In my speech to the Conference fringe meeting I sketched a small society. Nine people each earned £20,000 a year. The average earnings of the community was £20,000, and there was no inequality. Total earnings were £180,000. A very well paid CEO of a multinational decided he wished to join this community, bringing his income of £820,000 a year. The socialist was against his arrival, as it would generate a huge jump in inequality.
After his arrival the average earnings of the community leapt from £20,000 to £100,000. Inequality shot up from zero, to the highest paid earning 41 times the lowest. The community now had someone to be jealous of. The total earnings of the community reached £1 million.

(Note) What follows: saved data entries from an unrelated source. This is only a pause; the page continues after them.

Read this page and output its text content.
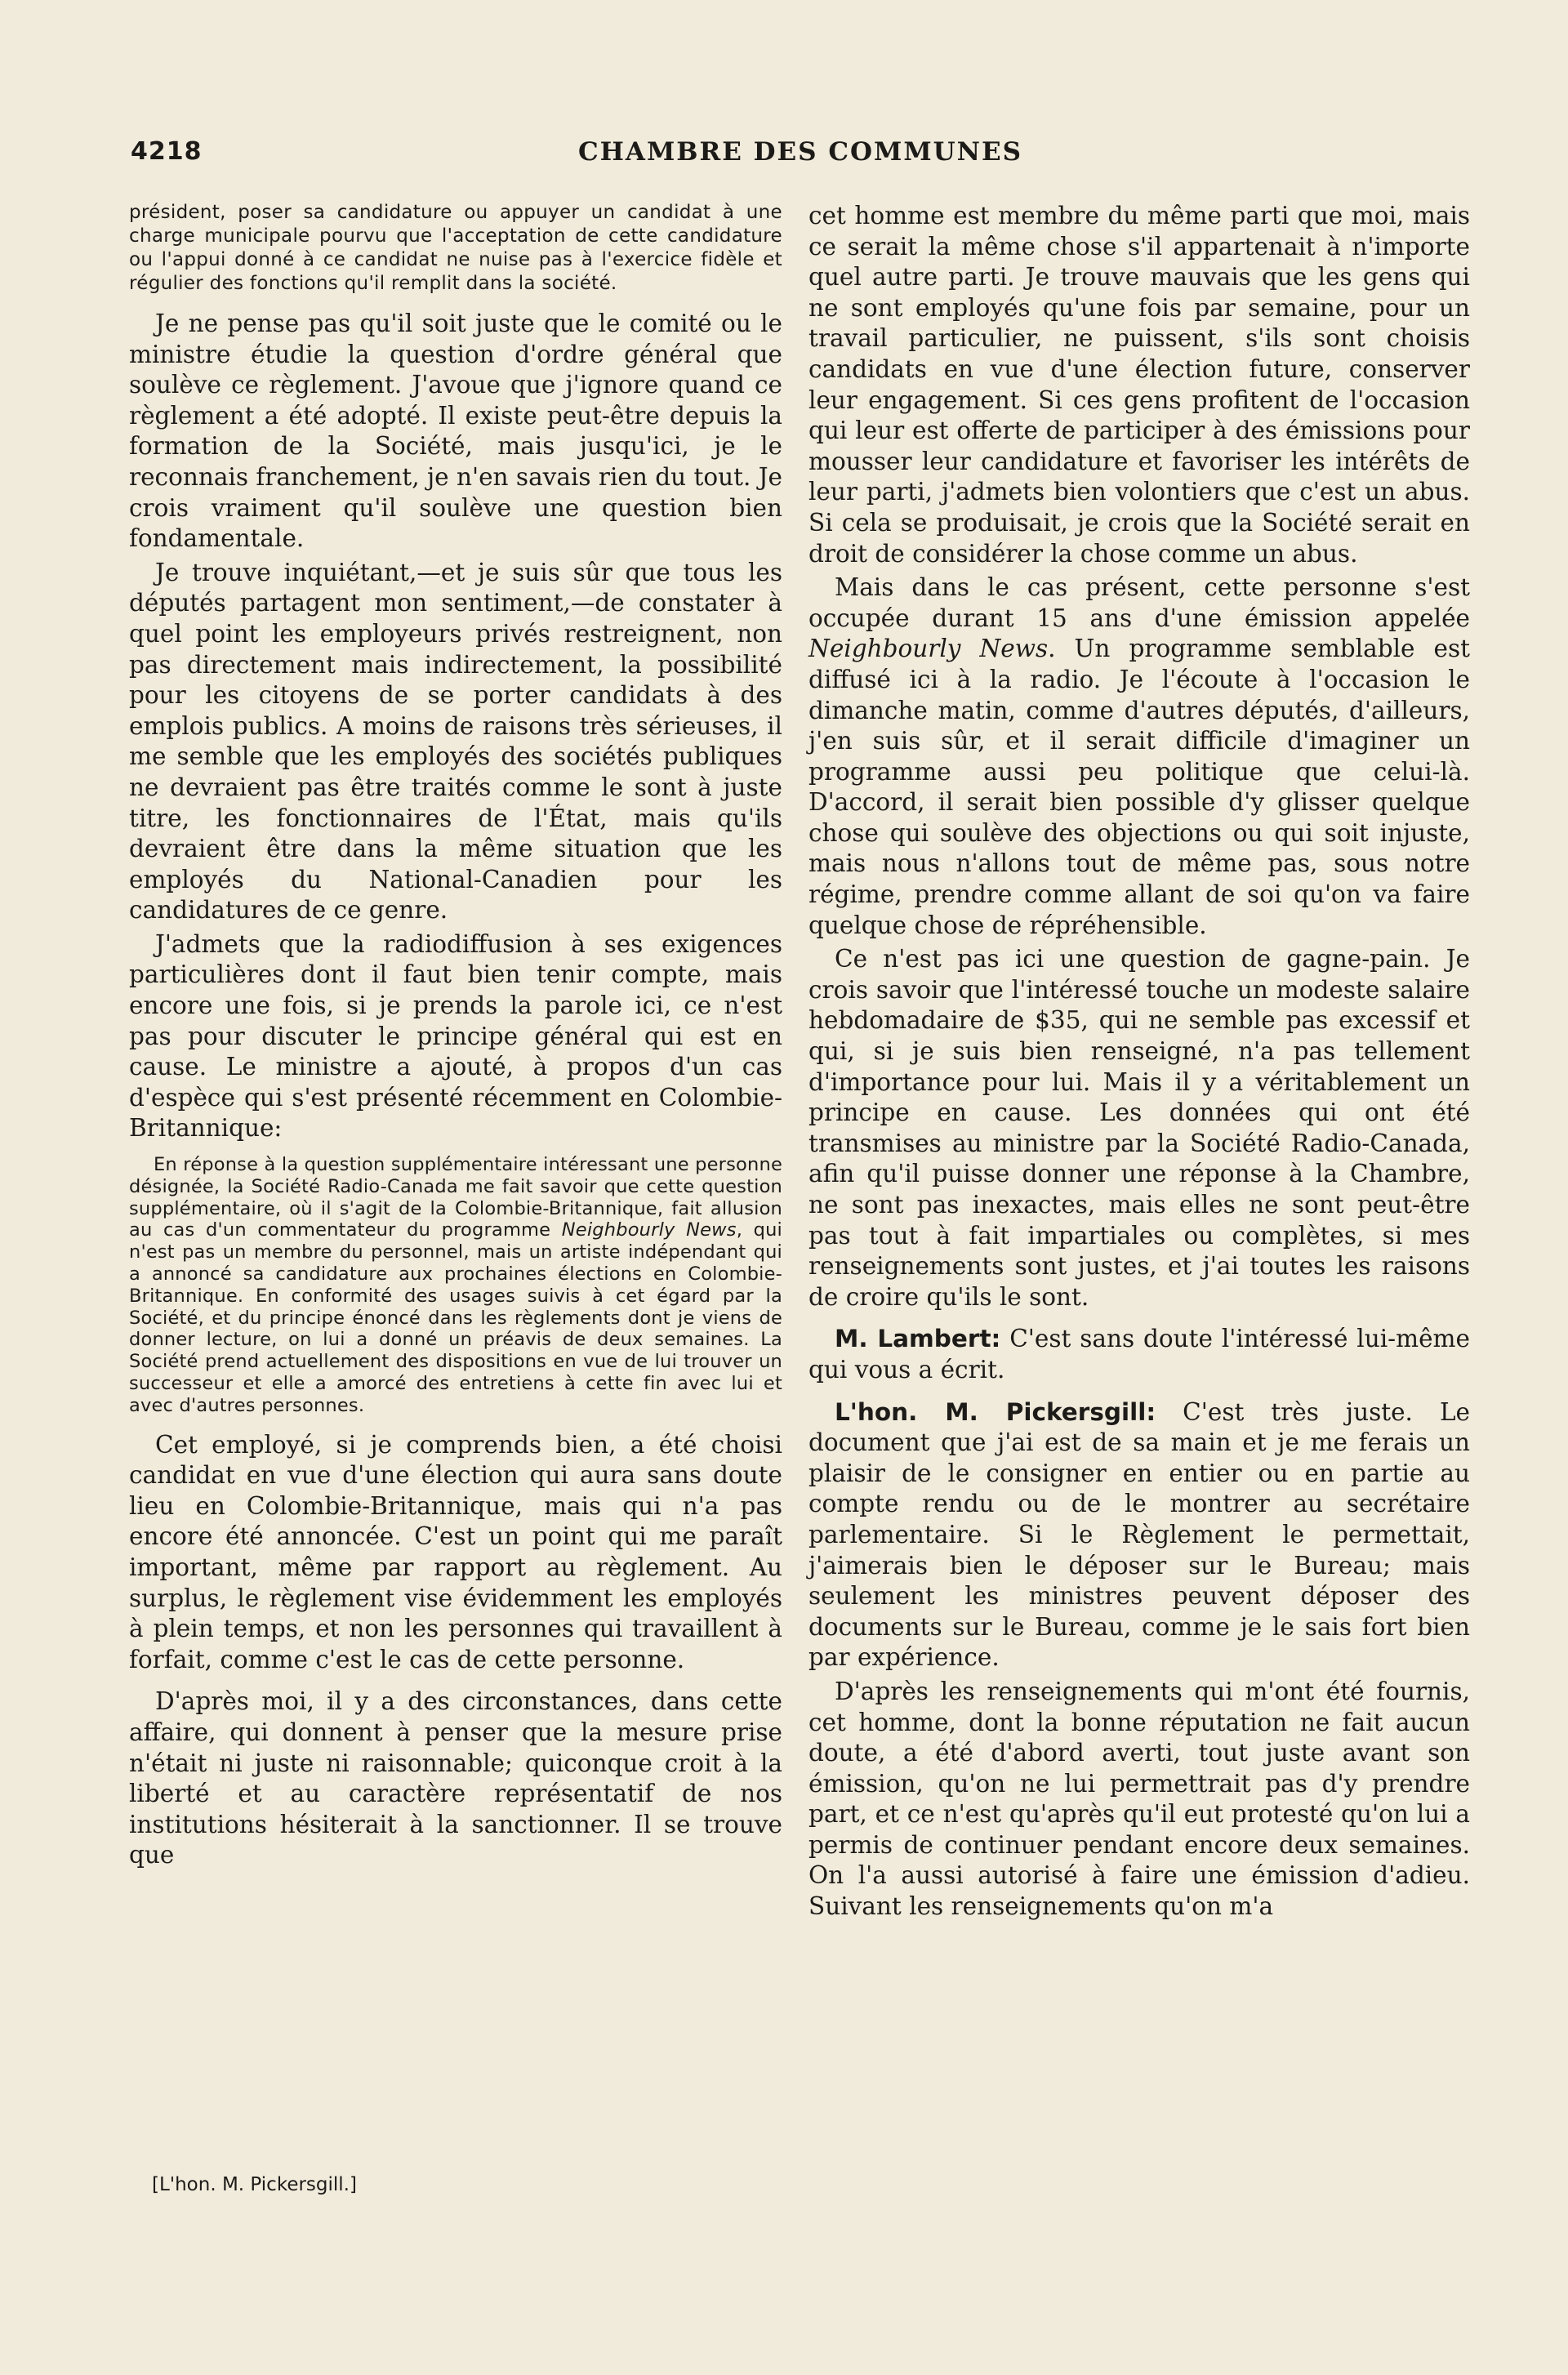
4218	CHAMBRE DES COMMUNES

président, poser sa candidature ou appuyer un candidat à une charge municipale pourvu que l'acceptation de cette candidature ou l'appui donné à ce candidat ne nuise pas à l'exercice fidèle et régulier des fonctions qu'il remplit dans la société.

Je ne pense pas qu'il soit juste que le comité ou le ministre étudie la question d'ordre général que soulève ce règlement. J'avoue que j'ignore quand ce règlement a été adopté. Il existe peut-être depuis la formation de la Société, mais jusqu'ici, je le reconnais franchement, je n'en savais rien du tout. Je crois vraiment qu'il soulève une question bien fondamentale.

Je trouve inquiétant,—et je suis sûr que tous les députés partagent mon sentiment,—de constater à quel point les employeurs privés restreignent, non pas directement mais indirectement, la possibilité pour les citoyens de se porter candidats à des emplois publics. A moins de raisons très sérieuses, il me semble que les employés des sociétés publiques ne devraient pas être traités comme le sont à juste titre, les fonctionnaires de l'État, mais qu'ils devraient être dans la même situation que les employés du National-Canadien pour les candidatures de ce genre.

J'admets que la radiodiffusion à ses exigences particulières dont il faut bien tenir compte, mais encore une fois, si je prends la parole ici, ce n'est pas pour discuter le principe général qui est en cause. Le ministre a ajouté, à propos d'un cas d'espèce qui s'est présenté récemment en Colombie-Britannique:

En réponse à la question supplémentaire intéressant une personne désignée, la Société Radio-Canada me fait savoir que cette question supplémentaire, où il s'agit de la Colombie-Britannique, fait allusion au cas d'un commentateur du programme Neighbourly News, qui n'est pas un membre du personnel, mais un artiste indépendant qui a annoncé sa candidature aux prochaines élections en Colombie-Britannique. En conformité des usages suivis à cet égard par la Société, et du principe énoncé dans les règlements dont je viens de donner lecture, on lui a donné un préavis de deux semaines. La Société prend actuellement des dispositions en vue de lui trouver un successeur et elle a amorcé des entretiens à cette fin avec lui et avec d'autres personnes.

Cet employé, si je comprends bien, a été choisi candidat en vue d'une élection qui aura sans doute lieu en Colombie-Britannique, mais qui n'a pas encore été annoncée. C'est un point qui me paraît important, même par rapport au règlement. Au surplus, le règlement vise évidemment les employés à plein temps, et non les personnes qui travaillent à forfait, comme c'est le cas de cette personne.

D'après moi, il y a des circonstances, dans cette affaire, qui donnent à penser que la mesure prise n'était ni juste ni raisonnable; quiconque croit à la liberté et au caractère représentatif de nos institutions hésiterait à la sanctionner. Il se trouve que

cet homme est membre du même parti que moi, mais ce serait la même chose s'il appartenait à n'importe quel autre parti. Je trouve mauvais que les gens qui ne sont employés qu'une fois par semaine, pour un travail particulier, ne puissent, s'ils sont choisis candidats en vue d'une élection future, conserver leur engagement. Si ces gens profitent de l'occasion qui leur est offerte de participer à des émissions pour mousser leur candidature et favoriser les intérêts de leur parti, j'admets bien volontiers que c'est un abus. Si cela se produisait, je crois que la Société serait en droit de considérer la chose comme un abus.

Mais dans le cas présent, cette personne s'est occupée durant 15 ans d'une émission appelée Neighbourly News. Un programme semblable est diffusé ici à la radio. Je l'écoute à l'occasion le dimanche matin, comme d'autres députés, d'ailleurs, j'en suis sûr, et il serait difficile d'imaginer un programme aussi peu politique que celui-là. D'accord, il serait bien possible d'y glisser quelque chose qui soulève des objections ou qui soit injuste, mais nous n'allons tout de même pas, sous notre régime, prendre comme allant de soi qu'on va faire quelque chose de répréhensible.

Ce n'est pas ici une question de gagne-pain. Je crois savoir que l'intéressé touche un modeste salaire hebdomadaire de $35, qui ne semble pas excessif et qui, si je suis bien renseigné, n'a pas tellement d'importance pour lui. Mais il y a véritablement un principe en cause. Les données qui ont été transmises au ministre par la Société Radio-Canada, afin qu'il puisse donner une réponse à la Chambre, ne sont pas inexactes, mais elles ne sont peut-être pas tout à fait impartiales ou complètes, si mes renseignements sont justes, et j'ai toutes les raisons de croire qu'ils le sont.

M. Lambert: C'est sans doute l'intéressé lui-même qui vous a écrit.

L'hon. M. Pickersgill: C'est très juste. Le document que j'ai est de sa main et je me ferais un plaisir de le consigner en entier ou en partie au compte rendu ou de le montrer au secrétaire parlementaire. Si le Règlement le permettait, j'aimerais bien le déposer sur le Bureau; mais seulement les ministres peuvent déposer des documents sur le Bureau, comme je le sais fort bien par expérience.

D'après les renseignements qui m'ont été fournis, cet homme, dont la bonne réputation ne fait aucun doute, a été d'abord averti, tout juste avant son émission, qu'on ne lui permettrait pas d'y prendre part, et ce n'est qu'après qu'il eut protesté qu'on lui a permis de continuer pendant encore deux semaines. On l'a aussi autorisé à faire une émission d'adieu. Suivant les renseignements qu'on m'a

[L'hon. M. Pickersgill.]
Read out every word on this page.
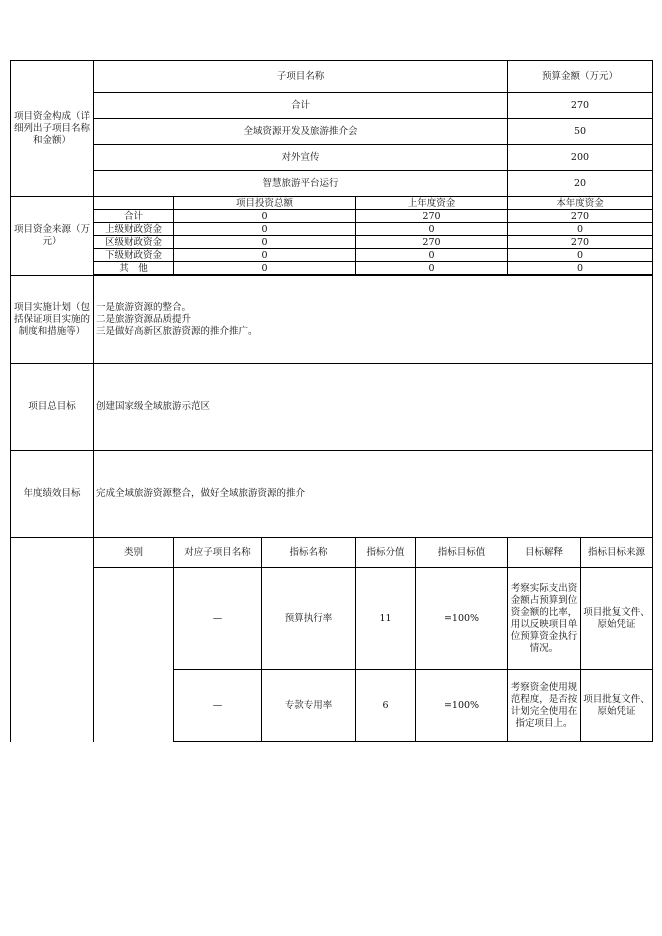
项目资金构成（详细列出子项目名称和金额）	子项目名称					预算金额（万元）	
	合计					270	
	全域资源开发及旅游推介会					50	
	对外宣传					200	
	智慧旅游平台运行					20	
项目资金来源（万元）		项目投资总额		上年度资金		本年度资金	
	合计	0		270		270	
	上级财政资金	0		0		0	
	区级财政资金	0		270		270	
	下级财政资金	0		0		0	
	其　他	0		0		0	

项目实施计划（包括保证项目实施的制度和措施等）	一是旅游资源的整合。
二是旅游资源品质提升
三是做好高新区旅游资源的推介推广。						
项目总目标	创建国家级全域旅游示范区						
年度绩效目标	完成全域旅游资源整合，做好全域旅游资源的推介						
	类别	对应子项目名称	指标名称	指标分值	指标目标值	目标解释	指标目标来源
		—	预算执行率	11	=100%	考察实际支出资金额占预算到位资金额的比率，用以反映项目单位预算资金执行情况。	项目批复文件、原始凭证
		—	专款专用率	6	=100%	考察资金使用规范程度，是否按计划完全使用在指定项目上。	项目批复文件、原始凭证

Surely, however, the community should welcome his arrival. It would immediately mean the community could collect around £500,000 or more of additional income, capital and sales taxes from the new arrival, to spend on the existing community members and their needs. It would allow them to find new markets for their products and services, or to gain higher paid employment by working for the new arrival. Far from the new arrival being bad news, he would generate more growth and allow the people on £20,000 a year each to earn more and to enjoy more public spending than they could afford for themselves. The inequalities need to be looked at on a post tax basis, not a pre tax basis, and need to take into account the impact of the spending by the more affluent on the incomes of the less affluent.
Poverty is the problem to tackle vigorously. Inequality is very bad if it comes about by the poor getting poorer. If inequality rises because more rich people decide to live here, it can provide money for higher living standards for all.